Walt Landers of San Jose, a small business owner, recently ordered a bottle of Garcinia Camboggia from a company called "Slimmer You." The company's website plainly states "Claim your Free Bottle Today." Landers understood he would have to pay shipping and handling. "That sounded ok," he told ConsumerWatch.

But ten days after the pills arrived, Landers noticed Slimmer You had charged his credit card $87.65.

"What the heck is that?," Landers recalled saying when he saw the charge.
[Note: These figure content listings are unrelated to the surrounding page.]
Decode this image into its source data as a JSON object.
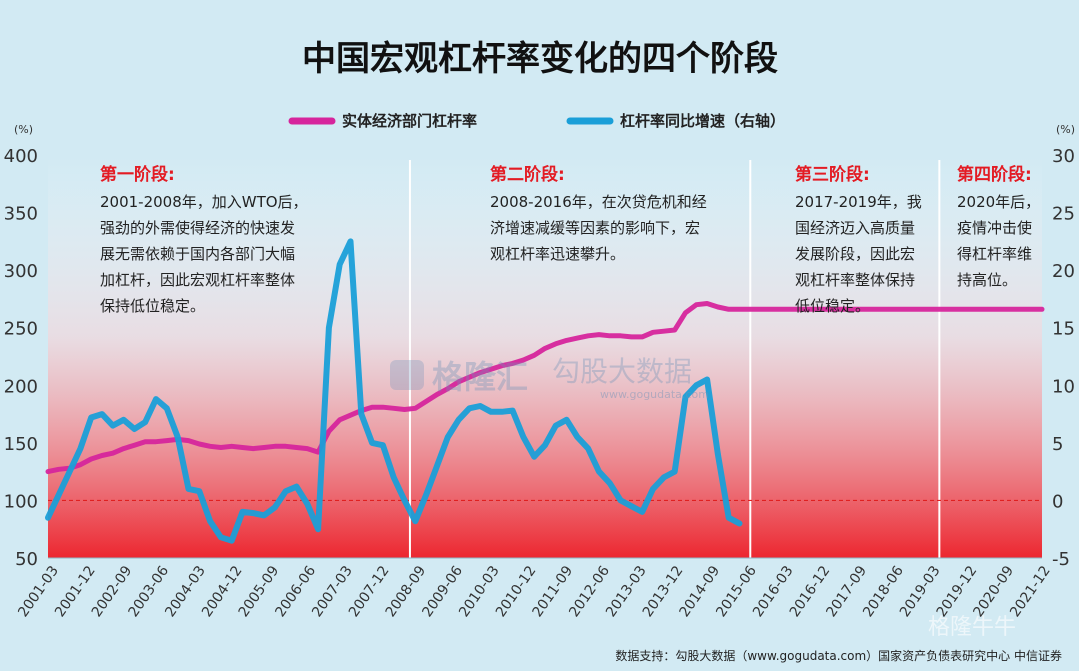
{
  "chart_data": {
    "type": "line",
    "title": "中国宏观杠杆率变化的四个阶段",
    "y_unit_left": "(%)",
    "y_unit_right": "(%)",
    "ylim_left": [
      50,
      400
    ],
    "yticks_left": [
      50,
      100,
      150,
      200,
      250,
      300,
      350,
      400
    ],
    "ylim_right": [
      -5,
      30
    ],
    "yticks_right": [
      -5,
      0,
      5,
      10,
      15,
      20,
      25,
      30
    ],
    "x_tick_labels": [
      "2001-03",
      "2001-12",
      "2002-09",
      "2003-06",
      "2004-03",
      "2004-12",
      "2005-09",
      "2006-06",
      "2007-03",
      "2007-12",
      "2008-09",
      "2009-06",
      "2010-03",
      "2010-12",
      "2011-09",
      "2012-06",
      "2013-03",
      "2013-12",
      "2014-09",
      "2015-06",
      "2016-03",
      "2016-12",
      "2017-09",
      "2018-06",
      "2019-03",
      "2019-12",
      "2020-09",
      "2021-12"
    ],
    "legend": [
      {
        "label": "实体经济部门杠杆率",
        "color": "#d6259c"
      },
      {
        "label": "杠杆率同比增速（右轴）",
        "color": "#1a9fd8"
      }
    ],
    "series": [
      {
        "name": "实体经济部门杠杆率",
        "axis": "left",
        "color": "#d6259c",
        "x": [
          0,
          2,
          4,
          6,
          8,
          10,
          12,
          14,
          16,
          18,
          20,
          22,
          24,
          26,
          28,
          30,
          32,
          34,
          36,
          38,
          40,
          42,
          44,
          46,
          48,
          50,
          52,
          54,
          56,
          58,
          60,
          62,
          64,
          66,
          68,
          70,
          72,
          74,
          76,
          78,
          80,
          82,
          84,
          86,
          88,
          90,
          92,
          94,
          96,
          98,
          100,
          102,
          104,
          106,
          108,
          110,
          112,
          114,
          116,
          118,
          120,
          122,
          124,
          126,
          128,
          130,
          132,
          134,
          136,
          138,
          140,
          142,
          144,
          146,
          148,
          150,
          152,
          154,
          156,
          158,
          160,
          162,
          164,
          166,
          168,
          170,
          172,
          174,
          176,
          178,
          180,
          182,
          184
        ],
        "values": [
          125,
          127,
          128,
          131,
          136,
          139,
          141,
          145,
          148,
          151,
          151,
          152,
          153,
          152,
          149,
          147,
          146,
          147,
          146,
          145,
          146,
          147,
          147,
          146,
          145,
          142,
          160,
          170,
          174,
          178,
          181,
          181,
          180,
          179,
          180,
          186,
          192,
          197,
          203,
          207,
          211,
          214,
          217,
          219,
          222,
          226,
          232,
          236,
          239,
          241,
          243,
          244,
          243,
          243,
          242,
          242,
          246,
          247,
          248,
          263,
          270,
          271,
          268,
          266,
          266,
          266,
          266,
          266,
          266,
          266,
          266,
          266,
          266,
          266,
          266,
          266,
          266,
          266,
          266,
          266,
          266,
          266,
          266,
          266,
          266,
          266,
          266,
          266,
          266,
          266,
          266,
          266,
          266
        ]
      },
      {
        "name": "杠杆率同比增速（右轴）",
        "axis": "right",
        "color": "#1a9fd8",
        "x": [
          0,
          2,
          4,
          6,
          8,
          10,
          12,
          14,
          16,
          18,
          20,
          22,
          24,
          26,
          28,
          30,
          32,
          34,
          36,
          38,
          40,
          42,
          44,
          46,
          48,
          50,
          52,
          54,
          56,
          58,
          60,
          62,
          64,
          66,
          68,
          70,
          72,
          74,
          76,
          78,
          80,
          82,
          84,
          86,
          88,
          90,
          92,
          94,
          96,
          98,
          100,
          102,
          104,
          106,
          108,
          110,
          112,
          114,
          116,
          118,
          120,
          122,
          124,
          126,
          128
        ],
        "values": [
          -1.5,
          0.5,
          2.5,
          4.5,
          7.2,
          7.5,
          6.5,
          7.0,
          6.2,
          6.8,
          8.8,
          8.0,
          5.5,
          1.0,
          0.8,
          -1.8,
          -3.2,
          -3.5,
          -1.0,
          -1.1,
          -1.3,
          -0.6,
          0.8,
          1.2,
          -0.3,
          -2.5,
          15.0,
          20.5,
          22.5,
          7.5,
          5.0,
          4.8,
          2.0,
          0.0,
          -1.8,
          0.5,
          3.0,
          5.5,
          7.0,
          8.0,
          8.2,
          7.7,
          7.7,
          7.8,
          5.5,
          3.8,
          4.8,
          6.5,
          7.0,
          5.5,
          4.5,
          2.5,
          1.5,
          0.0,
          -0.5,
          -1.0,
          1.0,
          2.0,
          2.5,
          9.0,
          10.0,
          10.5,
          4.0,
          -1.5,
          -2.0
        ]
      }
    ],
    "reference_line": {
      "axis": "left",
      "value": 100,
      "color": "#e02020"
    },
    "stages": [
      {
        "title": "第一阶段:",
        "lines": [
          "2001-2008年，加入WTO后，",
          "强劲的外需使得经济的快速发",
          "展无需依赖于国内各部门大幅",
          "加杠杆，因此宏观杠杆率整体",
          "保持低位稳定。"
        ]
      },
      {
        "title": "第二阶段:",
        "lines": [
          "2008-2016年，在次贷危机和经",
          "济增速减缓等因素的影响下，宏",
          "观杠杆率迅速攀升。"
        ]
      },
      {
        "title": "第三阶段:",
        "lines": [
          "2017-2019年，我",
          "国经济迈入高质量",
          "发展阶段，因此宏",
          "观杠杆率整体保持",
          "低位稳定。"
        ]
      },
      {
        "title": "第四阶段:",
        "lines": [
          "2020年后，",
          "疫情冲击使",
          "得杠杆率维",
          "持高位。"
        ]
      }
    ],
    "watermarks": [
      "格隆汇",
      "勾股大数据",
      "www.gogudata.com",
      "格隆牛牛"
    ],
    "source": "数据支持：勾股大数据（www.gogudata.com）国家资产负债表研究中心 中信证券"
  }
}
When Landers called the company to ask about the charge he says a representative told him: "'If you don't call in 14 days, we just presume you want a subscription.'" That's even though it hadn't been 14 days since Landers received the pills. "It's like if someone came up and took my wallet and took 87 bucks out of it," Landers said.

Consumer advocate Joe Ridout says people who respond to "free" offers frequently end up getting charged because they don't realize they have to take additional steps to opt-out. "We call it negative option marketing," Ridout explained. "If a consumer is silent as to whether or not they want to continue buying or not, that's automatically taken as a 'yes,' and that goes on every month until the consumer proactively opts out."

When ConsumerWatch called Slimmer You to ask about the charge we were told the "Claim Your Free Bottle today" offer was actually a free 18-day trial, something not spelled out in the terms and conditions on the company's website. A company representative also told us that even though we called the same number on the company's website, we'd actually reached another company selling the same product.

So, we emailed the company and a few hours later, Slimmer You reversed the $87.65 charge on Landers' account. It did not offer an explanation why.